Straight Edger Meditaionsgruppe

Ich hab mich von ein paar Straight Edgern, die ich bei einem Hardcore Konzert kennen gelernt habe, zu einer Meditationsgruppe einladen lassen.
Da ich ja auch hier bin um neues zu probieren, war mir das einen versuch wert.

Ich saß da also, im Kreise von heavy tätowierten hardcore Mädchen und Jungs, die nebenbei auch Buddisten sind und wöchentlich diese Meditaionsgruppe abhalten, immer Sonntags abend. Das läuft so ab: die erste halbe Stunde gibt es eine gefuehrte Meditation und dann gibt es ein Gespreach, bzw. der, der die Meditaion führt (der teacher) spricht. Dieser zweite Teil erinnert dann eher an eine Predigt, wenngleich auch der Inhalt anders ist als in der Kirche. Buddistische Quintessenz: alles was Schmerz reduziert ist gut, alles was Schmerz vergroessert ist schlecht. Und regel Nummer ein ist, lies Buddas Buch aber glaub kein Wort das drinnen steht. Is ja ok, aber fuer mich als unreligiöser Mensch war das dann doch alles zu spiritistisch. Und 'gepredigt' wird trotzdem als wüsste man wie die Welt läuft, wenn auch immer unter dem Vorzeichen, nehmt uns nicht für voll, bildet euch eure eigene Meinung.

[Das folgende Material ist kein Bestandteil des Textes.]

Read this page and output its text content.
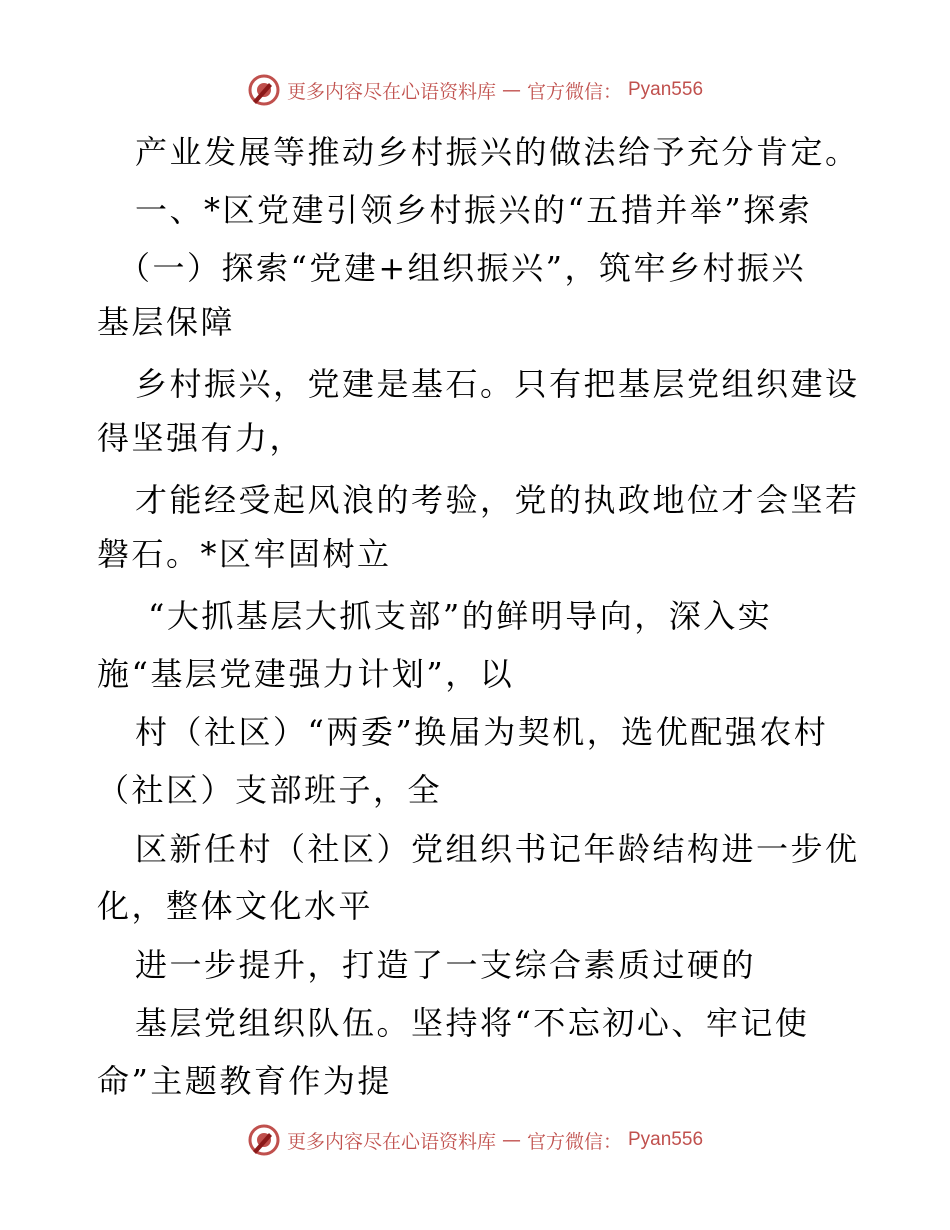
更多内容尽在心语资料库 — 官方微信： Pyan556
产业发展等推动乡村振兴的做法给予充分肯定。
一、*区党建引领乡村振兴的“五措并举”探索
（一）探索“党建+组织振兴”，筑牢乡村振兴
基层保障
乡村振兴，党建是基石。只有把基层党组织建设
得坚强有力，
才能经受起风浪的考验，党的执政地位才会坚若
磐石。*区牢固树立
“大抓基层大抓支部”的鲜明导向，深入实
施“基层党建强力计划”，以
村（社区）“两委”换届为契机，选优配强农村
（社区）支部班子，全
区新任村（社区）党组织书记年龄结构进一步优
化，整体文化水平
进一步提升，打造了一支综合素质过硬的
基层党组织队伍。坚持将“不忘初心、牢记使
命”主题教育作为提
更多内容尽在心语资料库 — 官方微信： Pyan556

Die Meditation dieses Mal war aber die Buddistische Todesmeditation. Kurz: man imaginiert seinen eigenen Tod. Ich bin gluecklich im Altersheim gestorben, ganz plötzlich, beim Fruehstück. Die meisten von euch waren schon Tod. Dann imaginiert man wie sein eigener Körper verwest und von den Würmern gefressen wird.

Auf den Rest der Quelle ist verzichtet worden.